I had a bunch of odds and ends in my fridge: an overripe avocado, half a banana, a spot of applesauce, some leftover millet and a bit of whey from making Greek yogurt. What could I make that used all of them? Muffins, of course!

Avocados are a great source of beneficial fats, including anti-inflammatory phytosterols and oleic acid, similar to the main fat found in olive oil. That makes them a nutritious substitute for butter and oils in baking.  Along with the cocoa and fruit in this recipe, avocados also high in phytonutrients, such as carotenoids.

And in case you’re wondering: No, these muffins don’t taste like avocados. They taste like chocolate.


  • 1 cup rolled oats (regular or quick)
  • 1 cup cooked millet, cooled
  • 1 1/4 cups whole-wheat flour (use white whole-wheat flour if available)
  • 1/4 cup cocoa powder
  • 1/4 cup xylitol or sugar
  • pinch freshly grated nutmeg
  • 1 Tablespoon baking powder
  • 1 teaspoon baking soda
  • 1/2 cup chocolate chips or chopped semi-sweet baking chocolate
  • 1 teaspoon vanilla
  • 3/4 cup unsweetened applesauce or mashed ripe banana, or a mix of the two
  • 1/2 cup plus 2 Tablespoons whey, nutmilk, or water
  • 1/2 cup mashed avocado


  • measuring cups and spoons
  • 2 mixing bowls
  • cookie sheet
  • muffin tin with 12 2 ½-inch cups
  • cooling rack


Making the muffins

  1. Toss the oats and millet and spread evenly on a cookie sheet or pie plate.

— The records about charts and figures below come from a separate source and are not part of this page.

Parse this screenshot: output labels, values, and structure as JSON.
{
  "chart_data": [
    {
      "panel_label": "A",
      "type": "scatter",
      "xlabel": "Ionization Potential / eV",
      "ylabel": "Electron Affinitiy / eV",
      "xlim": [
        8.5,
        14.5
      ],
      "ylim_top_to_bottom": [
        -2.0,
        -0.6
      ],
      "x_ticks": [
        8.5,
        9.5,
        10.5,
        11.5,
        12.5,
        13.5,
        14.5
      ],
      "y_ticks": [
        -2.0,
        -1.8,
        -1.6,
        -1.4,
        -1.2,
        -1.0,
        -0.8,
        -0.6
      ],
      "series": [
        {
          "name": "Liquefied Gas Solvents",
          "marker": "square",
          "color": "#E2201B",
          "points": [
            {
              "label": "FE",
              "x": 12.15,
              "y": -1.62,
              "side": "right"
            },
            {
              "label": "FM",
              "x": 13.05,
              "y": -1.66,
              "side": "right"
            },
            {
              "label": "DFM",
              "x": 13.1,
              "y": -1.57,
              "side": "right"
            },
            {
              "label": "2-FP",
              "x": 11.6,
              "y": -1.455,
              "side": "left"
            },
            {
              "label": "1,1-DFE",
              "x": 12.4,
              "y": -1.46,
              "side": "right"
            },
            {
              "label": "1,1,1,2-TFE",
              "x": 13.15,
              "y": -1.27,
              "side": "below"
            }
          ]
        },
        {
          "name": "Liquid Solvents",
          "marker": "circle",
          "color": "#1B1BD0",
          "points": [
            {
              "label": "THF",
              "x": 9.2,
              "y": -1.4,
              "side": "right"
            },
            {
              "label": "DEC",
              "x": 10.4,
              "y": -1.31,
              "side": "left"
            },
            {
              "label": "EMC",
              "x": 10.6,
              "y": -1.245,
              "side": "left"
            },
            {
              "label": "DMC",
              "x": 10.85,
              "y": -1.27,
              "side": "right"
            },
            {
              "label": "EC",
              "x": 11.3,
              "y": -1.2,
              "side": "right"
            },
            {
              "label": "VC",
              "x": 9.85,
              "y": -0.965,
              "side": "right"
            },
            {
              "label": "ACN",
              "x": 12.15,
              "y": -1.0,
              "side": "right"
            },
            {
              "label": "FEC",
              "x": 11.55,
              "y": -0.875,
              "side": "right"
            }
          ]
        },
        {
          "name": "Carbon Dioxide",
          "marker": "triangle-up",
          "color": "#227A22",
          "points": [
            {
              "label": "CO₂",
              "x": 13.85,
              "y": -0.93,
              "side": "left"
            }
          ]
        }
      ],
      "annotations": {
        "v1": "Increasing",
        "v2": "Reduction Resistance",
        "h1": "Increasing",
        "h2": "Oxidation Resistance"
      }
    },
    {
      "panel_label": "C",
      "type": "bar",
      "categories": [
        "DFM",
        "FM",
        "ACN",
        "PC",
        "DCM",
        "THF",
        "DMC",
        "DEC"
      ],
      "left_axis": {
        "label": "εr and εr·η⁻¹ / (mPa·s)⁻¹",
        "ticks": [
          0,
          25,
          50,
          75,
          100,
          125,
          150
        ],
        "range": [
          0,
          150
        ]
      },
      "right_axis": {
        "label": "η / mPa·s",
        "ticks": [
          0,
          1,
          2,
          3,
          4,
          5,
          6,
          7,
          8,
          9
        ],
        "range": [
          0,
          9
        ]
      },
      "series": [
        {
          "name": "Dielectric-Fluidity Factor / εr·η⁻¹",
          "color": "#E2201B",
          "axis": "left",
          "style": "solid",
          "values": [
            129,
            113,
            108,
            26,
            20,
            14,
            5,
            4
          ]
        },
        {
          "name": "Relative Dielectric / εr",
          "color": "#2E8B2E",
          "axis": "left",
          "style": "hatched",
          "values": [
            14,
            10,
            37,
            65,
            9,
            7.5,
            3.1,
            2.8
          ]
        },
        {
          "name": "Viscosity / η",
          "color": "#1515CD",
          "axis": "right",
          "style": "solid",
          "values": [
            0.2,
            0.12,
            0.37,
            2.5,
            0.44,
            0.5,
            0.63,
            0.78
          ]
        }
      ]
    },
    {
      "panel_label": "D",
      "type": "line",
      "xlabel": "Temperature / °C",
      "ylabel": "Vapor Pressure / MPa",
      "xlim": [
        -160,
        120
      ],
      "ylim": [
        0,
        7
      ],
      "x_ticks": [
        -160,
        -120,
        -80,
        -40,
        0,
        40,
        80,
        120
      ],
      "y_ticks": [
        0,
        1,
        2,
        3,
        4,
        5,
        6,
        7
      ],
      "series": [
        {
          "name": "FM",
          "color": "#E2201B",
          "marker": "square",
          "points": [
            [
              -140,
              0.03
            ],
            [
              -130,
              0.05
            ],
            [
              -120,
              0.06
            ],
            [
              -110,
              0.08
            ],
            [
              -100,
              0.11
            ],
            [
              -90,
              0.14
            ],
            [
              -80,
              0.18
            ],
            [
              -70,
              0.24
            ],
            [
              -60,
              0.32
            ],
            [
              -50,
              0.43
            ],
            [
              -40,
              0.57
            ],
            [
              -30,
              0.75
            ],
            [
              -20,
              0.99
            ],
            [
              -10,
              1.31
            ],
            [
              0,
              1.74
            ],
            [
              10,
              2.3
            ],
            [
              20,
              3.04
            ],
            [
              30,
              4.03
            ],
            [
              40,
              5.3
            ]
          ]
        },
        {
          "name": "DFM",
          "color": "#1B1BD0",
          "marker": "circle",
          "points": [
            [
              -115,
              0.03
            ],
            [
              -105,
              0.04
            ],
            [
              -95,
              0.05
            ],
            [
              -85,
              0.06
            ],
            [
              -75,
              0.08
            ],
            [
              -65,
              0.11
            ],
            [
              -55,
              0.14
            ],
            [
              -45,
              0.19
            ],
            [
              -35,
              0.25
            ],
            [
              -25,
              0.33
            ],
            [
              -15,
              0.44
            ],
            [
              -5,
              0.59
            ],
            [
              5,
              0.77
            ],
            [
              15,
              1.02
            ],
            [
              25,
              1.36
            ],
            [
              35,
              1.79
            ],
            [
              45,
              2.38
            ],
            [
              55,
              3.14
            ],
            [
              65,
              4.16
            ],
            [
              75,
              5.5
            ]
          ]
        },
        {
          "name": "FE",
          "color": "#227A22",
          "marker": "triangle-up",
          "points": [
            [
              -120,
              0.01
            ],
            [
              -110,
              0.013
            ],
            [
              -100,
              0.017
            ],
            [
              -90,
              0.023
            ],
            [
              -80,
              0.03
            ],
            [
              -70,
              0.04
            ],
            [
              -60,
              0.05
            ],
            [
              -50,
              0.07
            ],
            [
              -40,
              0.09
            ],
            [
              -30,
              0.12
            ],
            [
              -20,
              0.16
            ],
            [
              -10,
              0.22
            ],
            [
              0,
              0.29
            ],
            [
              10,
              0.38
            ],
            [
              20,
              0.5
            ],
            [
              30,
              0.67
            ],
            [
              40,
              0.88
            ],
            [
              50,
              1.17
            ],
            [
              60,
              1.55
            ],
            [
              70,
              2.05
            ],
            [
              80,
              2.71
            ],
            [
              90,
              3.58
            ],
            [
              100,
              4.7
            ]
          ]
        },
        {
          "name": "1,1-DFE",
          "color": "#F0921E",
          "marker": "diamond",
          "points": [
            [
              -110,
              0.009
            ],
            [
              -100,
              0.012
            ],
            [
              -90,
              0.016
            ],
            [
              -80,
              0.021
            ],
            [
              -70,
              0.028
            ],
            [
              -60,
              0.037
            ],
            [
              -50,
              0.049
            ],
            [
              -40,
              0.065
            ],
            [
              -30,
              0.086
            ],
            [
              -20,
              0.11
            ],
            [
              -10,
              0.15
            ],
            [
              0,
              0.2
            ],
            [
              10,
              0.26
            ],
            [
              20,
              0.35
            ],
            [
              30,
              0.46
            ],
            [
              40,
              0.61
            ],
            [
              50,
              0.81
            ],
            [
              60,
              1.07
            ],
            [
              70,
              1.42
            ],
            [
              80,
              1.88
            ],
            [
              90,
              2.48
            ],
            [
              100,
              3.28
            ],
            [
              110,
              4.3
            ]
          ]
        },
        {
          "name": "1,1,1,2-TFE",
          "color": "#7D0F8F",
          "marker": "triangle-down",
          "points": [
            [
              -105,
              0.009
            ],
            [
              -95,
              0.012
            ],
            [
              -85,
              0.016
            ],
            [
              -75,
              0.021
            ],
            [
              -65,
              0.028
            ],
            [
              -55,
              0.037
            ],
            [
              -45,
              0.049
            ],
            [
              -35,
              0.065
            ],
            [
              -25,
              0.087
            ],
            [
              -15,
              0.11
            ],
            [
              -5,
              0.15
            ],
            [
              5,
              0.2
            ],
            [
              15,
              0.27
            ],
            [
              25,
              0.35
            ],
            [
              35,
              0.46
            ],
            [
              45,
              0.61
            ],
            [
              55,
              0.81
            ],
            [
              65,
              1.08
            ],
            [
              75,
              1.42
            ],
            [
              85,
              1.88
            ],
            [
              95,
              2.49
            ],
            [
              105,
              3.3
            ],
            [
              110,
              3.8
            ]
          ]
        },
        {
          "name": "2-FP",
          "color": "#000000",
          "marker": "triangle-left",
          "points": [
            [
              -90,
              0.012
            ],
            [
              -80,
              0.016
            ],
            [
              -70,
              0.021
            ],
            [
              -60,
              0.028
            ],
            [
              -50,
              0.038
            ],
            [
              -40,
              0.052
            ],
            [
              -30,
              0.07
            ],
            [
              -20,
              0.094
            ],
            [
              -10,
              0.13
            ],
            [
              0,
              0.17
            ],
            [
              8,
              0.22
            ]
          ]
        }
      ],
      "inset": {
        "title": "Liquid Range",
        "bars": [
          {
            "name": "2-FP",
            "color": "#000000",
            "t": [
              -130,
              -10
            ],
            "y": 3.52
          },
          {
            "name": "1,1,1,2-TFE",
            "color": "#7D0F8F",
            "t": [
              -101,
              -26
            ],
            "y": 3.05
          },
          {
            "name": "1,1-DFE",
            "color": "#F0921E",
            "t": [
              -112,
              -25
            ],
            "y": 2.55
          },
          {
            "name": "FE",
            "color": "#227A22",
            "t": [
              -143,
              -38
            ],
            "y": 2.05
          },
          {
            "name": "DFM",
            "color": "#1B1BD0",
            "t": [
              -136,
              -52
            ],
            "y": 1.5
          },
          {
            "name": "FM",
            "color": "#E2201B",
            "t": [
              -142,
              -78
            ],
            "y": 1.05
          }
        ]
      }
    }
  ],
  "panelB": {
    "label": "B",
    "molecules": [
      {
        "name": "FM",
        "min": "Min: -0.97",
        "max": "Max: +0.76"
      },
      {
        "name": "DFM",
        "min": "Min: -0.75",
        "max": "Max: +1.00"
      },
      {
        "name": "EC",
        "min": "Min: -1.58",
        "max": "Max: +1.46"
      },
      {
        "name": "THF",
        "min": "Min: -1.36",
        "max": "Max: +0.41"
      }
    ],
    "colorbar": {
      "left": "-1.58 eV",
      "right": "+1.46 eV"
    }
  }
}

Toast in a 400°F oven until slightly golden (12-15 minutes), stirring once or twice. Let cool.

    I toasted the grains in my halogen oven to save energy. (I baked the muffins in the regular oven, since I haven’t gotten a muffin pan to fit it yet.)
  2. Set aside 1/4 cup of the oats and millet mixture. Mix the rest with the other dry ingredients, including chocolate chips.
  3. Mix the avocado, banana or applesauce, liquid and vanilla together in a separate bowl.
  4. Add the wet ingredients to the dry ingredients and stir until well-mixed. Batter should be somewhat lumpy.
  5. Spoon batter into lined or greased muffin tin. Fill each cup about three-quarters full.
  6. Sprinkle the tops with the oat and millet mixture that you set aside earlier.
  7. Bake at 400°F for 15-18 minutes, or until an inserted toothpick comes out clean.
  8. Cool on racks before eating.


0 thoughts on “Recipe: Phyto-licious Chocolate Muffins (whole grain, vegan option, low fat)”

  1. I’m always impressed with your crazy concoction combinations. What’s your batting average on these mash-ups? How many duds vs. successes? It might be interesting to hear about attempts that went astray, like fermented tomatoes…

    • 100% success, of course! (Well, if you define success by “something edible.”) Honestly, when I’m making up a new recipe things usually turn out well. It’s when I’m using an existing recipe that I hit trouble, because I think I know what I’m doing. Like the time I make double-chocolate muffins and forgot to add any sweetener. They were a little weird. Still, when I split them in half and spread a little jelly on them they were decent. Or half decent. Or, um, I ate them.